Polysaccharides of various prokaryotes are covalently linked with variable combinations of sulfates and pyruvates, for example, Rhizobium leguminosarum: 4,6-pyrGalactose and 4,6- pyrGlucose, Bacillus anthracis: 4,6-pyrManNAc, and Xanthomonas campestris: 4,6-pyrMannose. These modifications provide a highly negative charge of these polysaccharides, which is often essential for function [60]. For example, when the pyruvyltransferase PssM, responsible for the pyruvate modification in the R. leguminosarum exopolysaccharide was deleted, the bacterium was found to be ineffective in infecting pea plants to initiate the formation of root nodules. This led to formation of aberrant root nodules, which were unable to fix nitrogen [61, 62]. Moreover, some studies have linked the pyruvic acetals in oligo- and polysaccharides to their immunological properties [63, 64].

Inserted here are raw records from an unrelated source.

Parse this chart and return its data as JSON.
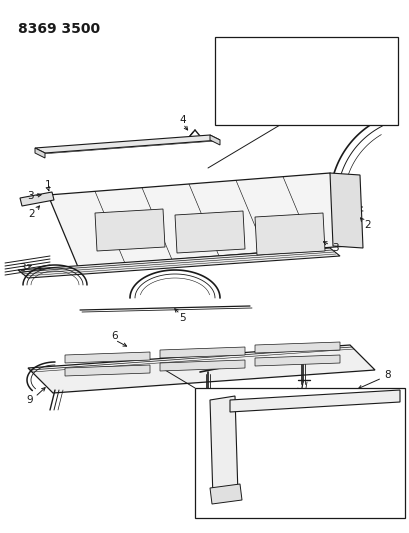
{
  "title": "8369 3500",
  "bg": "#ffffff",
  "lc": "#1a1a1a",
  "fig_w": 4.1,
  "fig_h": 5.33,
  "dpi": 100,
  "title_fontsize": 10,
  "label_fontsize": 7.5
}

Among the eleven proteins encoded in the CPSA gene operon, one of the genes transcribes a hypothesized pyruvyltransferase based on homology studies performed using pBLAST [31]. There is little sequence similarity to other known proteins with the wcfO gene product. WcfO has very minimal sequence identity to the two characterized pyruvyltransferases Pvg1p from S. pombe and PssM from R. leguminosarum. The activity of CPSA is dependent on its zwitterionic character in which the –AADGal amino group is positively charged while the pyruvate is negatively charged [16]. Due to the fact that all other sugar modifying enzymes and glycosyltransferases required for CPSA biosynthesis have been located in the CPSA biosynthesis operon, it was proposed by the authors that the wcfO gene product was likely responsible for the pyruvylation modification required for the formation of the second sugar in the CPSA tetrasaccharide repeat unit. WcfO is capable of modifying galactose or glucose when they are linked to the isoprenoid lipid carrier. This points to the direction that, there may be sub-families within the pyruvyltransferase family that utilize different substrates. Kinetic evaluation of WcfO was performed by the authors to test if discriminated between glucose and galactose, and it apparently utilized both the substrates with equal vigor.